L’historiographe de la cour Nikolaï Karamzine a écrit L’Histoire de l’État russe en plusieurs tomes, qui, selon Alexandre Pouchkine, a trouvé son succès même auprès de toutes les dames mondaines. L’histoire du pays était alors quasiment inconnue de la population. « L’Ancienne Russie, semblait-il, a été découverte par Karamzine, comme l’Amérique par Colomb », écrivait Pouchkine.
Par exemple, un roman très populaire a été Iouri Miloslavski, ou les Russes en 1612 (1829) de Mikhaïl Zagoskine, sur la façon dont, grâce à la milice populaire, la Russie a pu se libérer des interventionnistes polonais.
La fascination pour le Moyen Âge et la chevalerie a commencé à l’époque de Nicolas Ier (le deuxième quart du XIXe siècle). Les artefacts liés aux héros de l’histoire nationale ont alors commencé à être recherchés de partout.

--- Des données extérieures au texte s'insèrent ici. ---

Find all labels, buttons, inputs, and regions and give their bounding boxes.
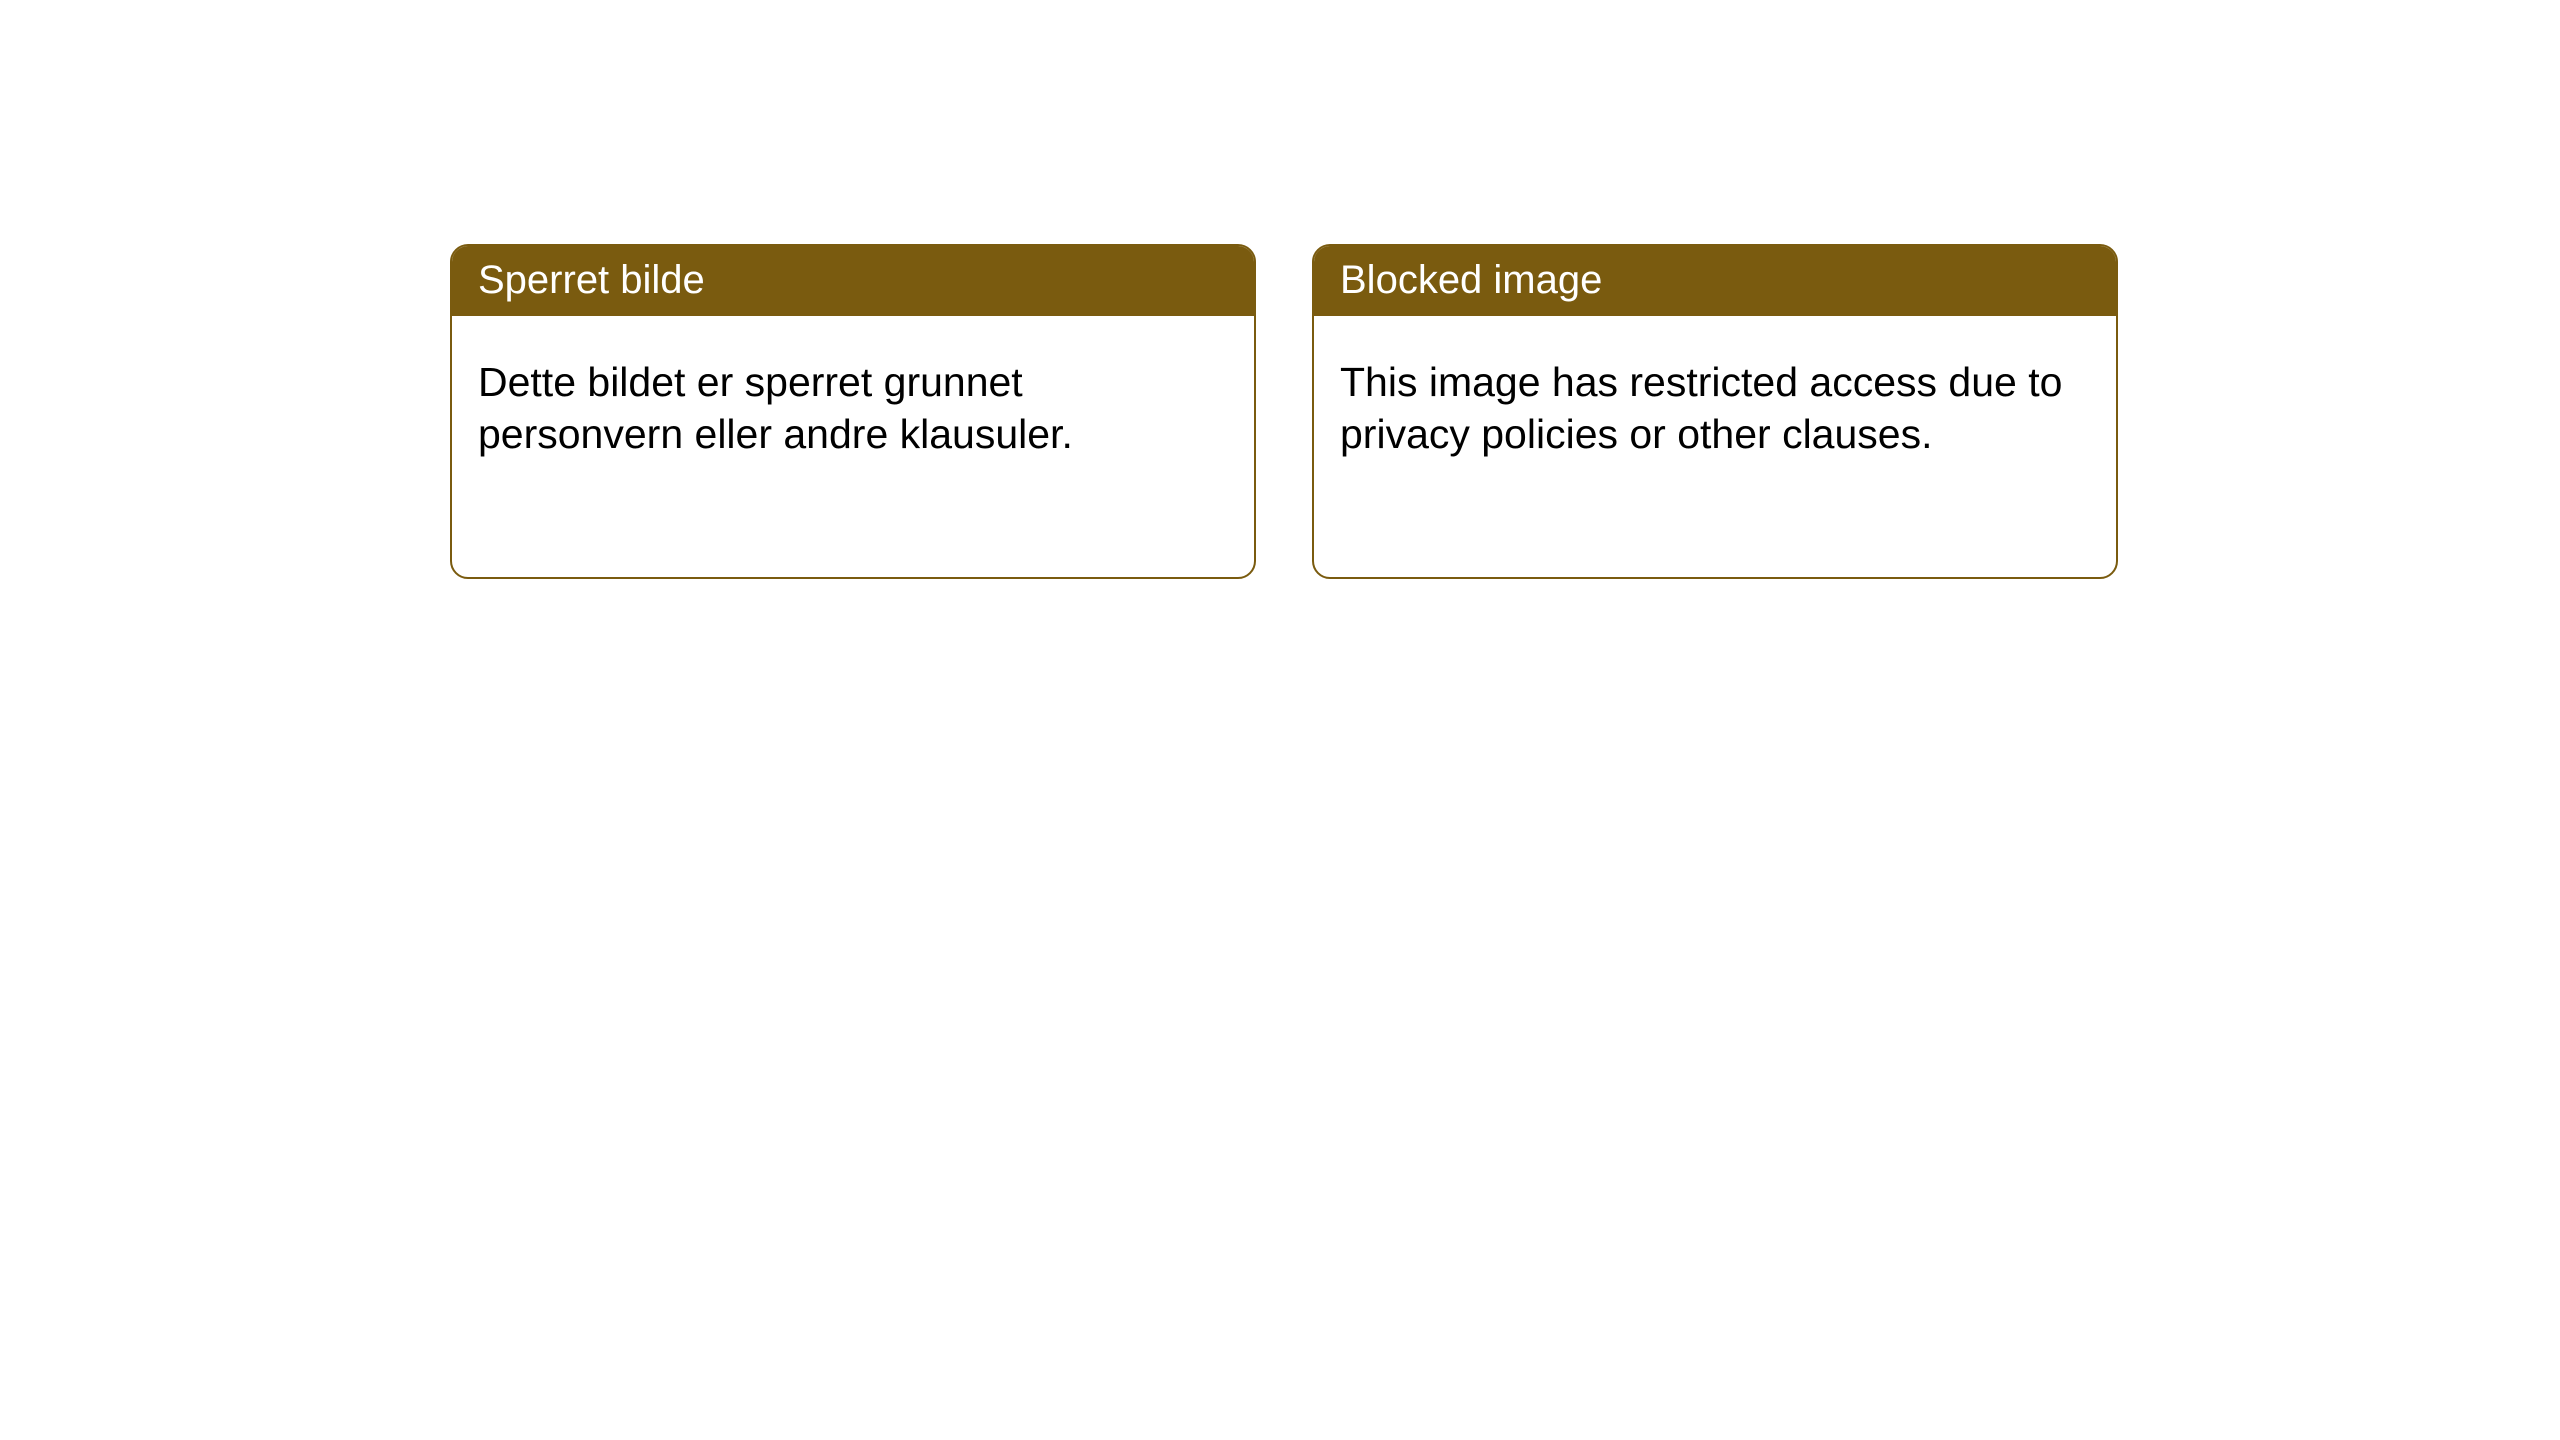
- notice-container: Sperret bilde Dette bildet er sperret gr…: [0, 0, 2560, 579]
- notice-card-norwegian: Sperret bilde Dette bildet er sperret gr…: [450, 244, 1256, 579]
- notice-title-english: Blocked image: [1314, 246, 2116, 316]
- notice-title-norwegian: Sperret bilde: [452, 246, 1254, 316]
- notice-body-english: This image has restricted access due to …: [1314, 316, 2116, 487]
- notice-card-english: Blocked image This image has restricted …: [1312, 244, 2118, 579]
- notice-body-norwegian: Dette bildet er sperret grunnet personve…: [452, 316, 1254, 487]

Au début du XIXe siècle encore, le « garde-bois » du Kremlin de Moscou – le palais des Armures – est devenu un musée ouvert. Toutefois, les reliques historiques et les antiquités qui s’y trouvaient ont parfois reçu des attributions fictives. Soudainement, les artefacts les plus célèbres – des armures, des bâtons et des casques – ont commencé à être attribués aux grands héros du passé. Voici les légendes les plus incroyables qui ont longtemps accompagné ces objets historiques importants.

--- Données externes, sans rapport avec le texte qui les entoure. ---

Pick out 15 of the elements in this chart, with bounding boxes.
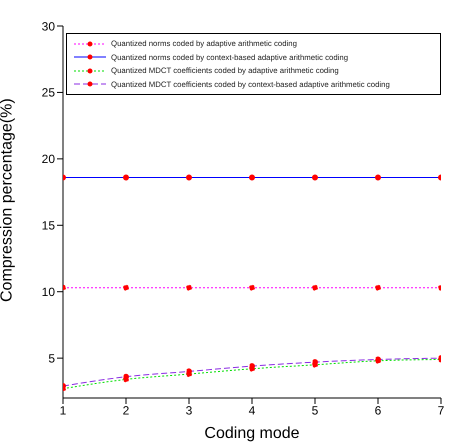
x-tick-label: 5 bbox=[312, 404, 319, 418]
x-axis-title: Coding mode bbox=[204, 425, 300, 442]
x-tick-label: 7 bbox=[438, 404, 445, 418]
x-tick-label: 6 bbox=[374, 404, 382, 418]
y-axis-title: Compression percentage(%) bbox=[0, 98, 16, 302]
x-tick-label: 1 bbox=[60, 404, 67, 418]
y-tick-label: 5 bbox=[48, 351, 56, 366]
y-tick-label: 10 bbox=[42, 284, 56, 299]
x-tick-label: 4 bbox=[248, 404, 256, 418]
y-tick-label: 20 bbox=[42, 152, 56, 166]
y-tick-label: 25 bbox=[42, 86, 56, 100]
y-tick-label: 15 bbox=[42, 218, 56, 233]
y-tick-label: 30 bbox=[42, 19, 56, 34]
x-tick-label: 3 bbox=[186, 404, 193, 418]
x-tick-label: 2 bbox=[122, 404, 130, 418]
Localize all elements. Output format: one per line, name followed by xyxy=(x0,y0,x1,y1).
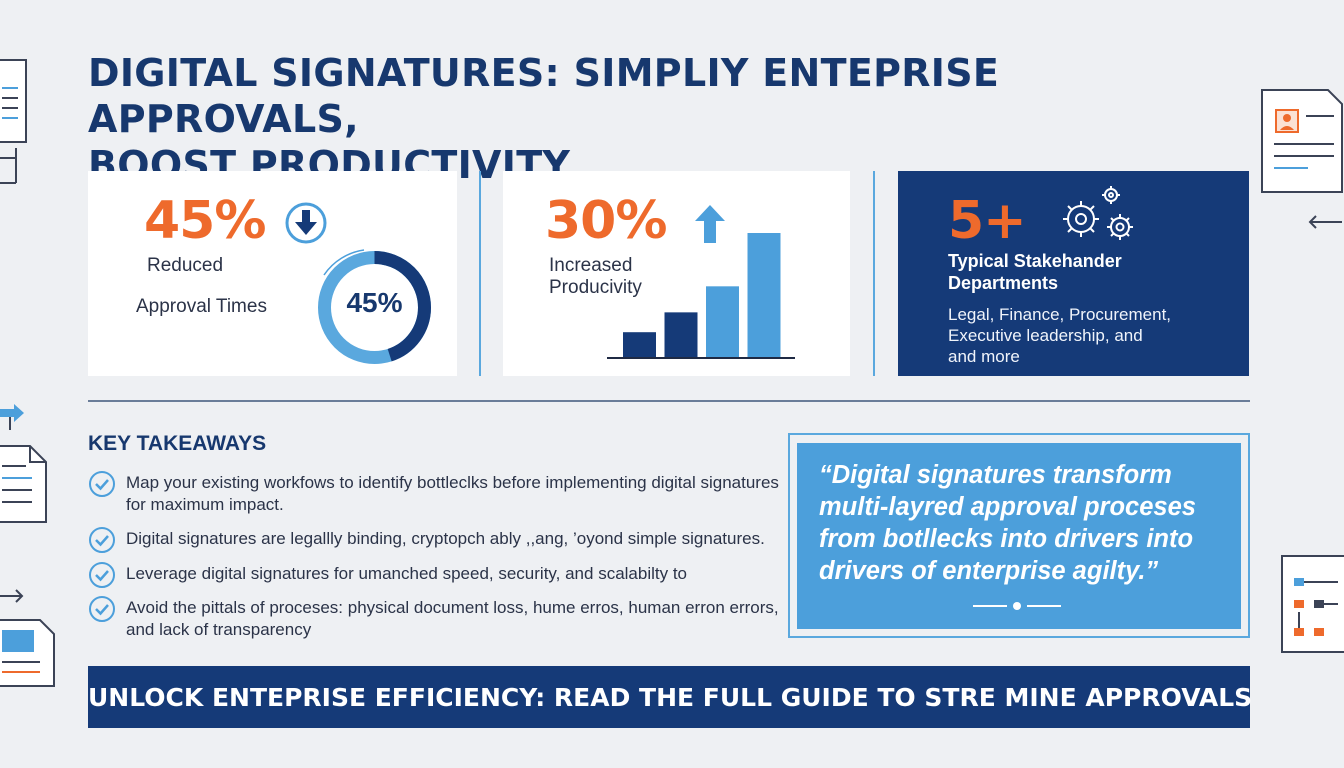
stat-label-line-2: Producivity xyxy=(549,277,642,298)
document-icon-mid-left xyxy=(0,445,47,523)
stat-label-line-2: Approval Times xyxy=(136,296,267,317)
stat-value: 5+ xyxy=(948,191,1027,251)
takeaway-text: Map your existing workfows to identify b… xyxy=(126,473,779,514)
quote-box: “Digital signatures transform multi-layr… xyxy=(797,443,1241,629)
stat-card-approval-times: 45% Reduced Approval Times 45% xyxy=(88,171,457,376)
arrow-left-icon-right xyxy=(1308,215,1342,229)
quote-ornament xyxy=(973,602,1061,610)
stat-heading-line-1: Typical Stakehander xyxy=(948,251,1122,271)
quote-text: “Digital signatures transform multi-layr… xyxy=(819,461,1196,585)
key-takeaways-heading: KEY TAKEAWAYS xyxy=(88,432,267,455)
document-icon-bottom-left xyxy=(0,589,55,687)
stat-value: 30% xyxy=(545,191,667,251)
checkmark-icon xyxy=(89,562,115,588)
stat-heading-line-2: Departments xyxy=(948,273,1059,293)
stat-value: 45% xyxy=(144,191,266,251)
stat-label-line-1: Increased xyxy=(549,255,633,276)
arrow-up-icon xyxy=(695,205,725,243)
cta-banner-text: UNLOCK ENTEPRISE EFFICIENCY: READ THE FU… xyxy=(88,683,1253,712)
arrow-down-circle-icon xyxy=(285,202,327,244)
bar-4 xyxy=(747,233,781,357)
stat-detail-line-2: Executive leadership, and xyxy=(948,326,1143,345)
profile-document-icon-right xyxy=(1261,89,1343,193)
takeaway-text: Avoid the pittals of proceses: physical … xyxy=(126,598,779,639)
bar-3 xyxy=(706,286,739,357)
bar-1 xyxy=(623,332,656,357)
checkmark-icon xyxy=(89,596,115,622)
stat-card-departments: 5+ Typical Stakehander Departments Legal… xyxy=(898,171,1249,376)
cta-banner[interactable]: UNLOCK ENTEPRISE EFFICIENCY: READ THE FU… xyxy=(88,666,1253,728)
takeaway-text: Digital signatures are legallly binding,… xyxy=(126,529,765,548)
bar-2 xyxy=(664,312,698,357)
stat-detail-line-3: and more xyxy=(948,347,1020,366)
arrow-right-icon-left xyxy=(0,404,24,430)
gears-icon xyxy=(1063,186,1133,240)
document-icon-top-left xyxy=(0,59,27,184)
checkmark-icon xyxy=(89,471,115,497)
progress-ring-label: 45% xyxy=(346,287,403,318)
checkmark-icon xyxy=(89,527,115,553)
progress-ring-arc xyxy=(318,251,431,364)
stat-detail-line-1: Legal, Finance, Procurement, xyxy=(948,305,1172,324)
bar-chart-graphic xyxy=(607,233,795,359)
takeaway-text: Leverage digital signatures for umanched… xyxy=(126,564,688,583)
progress-ring xyxy=(318,249,431,364)
stat-label-line-1: Reduced xyxy=(147,255,224,276)
stat-card-productivity: 30% Increased Producivity xyxy=(503,171,850,376)
section-divider xyxy=(88,400,1250,402)
divider xyxy=(873,171,875,376)
page-title: DIGITAL SIGNATURES: SIMPLIY ENTEPRISE AP… xyxy=(88,50,1258,188)
divider xyxy=(479,171,481,376)
flowchart-document-icon-right xyxy=(1281,555,1344,653)
title-line-1: DIGITAL SIGNATURES: SIMPLIY ENTEPRISE AP… xyxy=(88,51,1000,141)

Au XIXe siècle, l’on considérait que ce « fauteuil » en ivoire était un cadeau au grand prince Ivan III (1440-1505) des « princes grecs » à l’occasion de son mariage avec la princesse byzantine Sophie Paléologue.
Sa première description, par l’archéographe Alexeï Malinovski, date de 1807 et n’est accompagnée d’aucune source, mais cette attribution a été perpétuée par d’autres historiens ensuite. La légende de l’origine byzantine de l’artefact a été démentie par les employés du palais des Armures en 1884, mais l’on a continué de l’associer à Ivan III.
Néanmoins, à l’époque soviétique – une autre légende est soudainement apparue – dans le premier guide touristique soviétique du palais des Armures, en 1964, l’on pouvait lire que le trône datait du XVIe siècle et « appartenait à Ivan IV le Terrible ». Il se peut qu’elle ait été inspirée par une sculpture de la fin du XIXème, sur laquelle l’on voit Ivan le Terrible sur ce trône.
L’attribution actuelle du trône a été proposée dans les années 1990. En étudiant les documents des XVII-XVIIIe siècles et en analysant le décor, les employés du palais des Armures ont supposé que le trône avait sûrement été confectionné par les maîtres du palais des Armures, supposément, avec la participation d’homologues d’Europe de l’Ouest, et qu’il se référait à l’époque du tsar Alexis Ier (1626-1676). L’aigle bicéphale et les autres plaques ont quant à eux été installés au XIXe siècle.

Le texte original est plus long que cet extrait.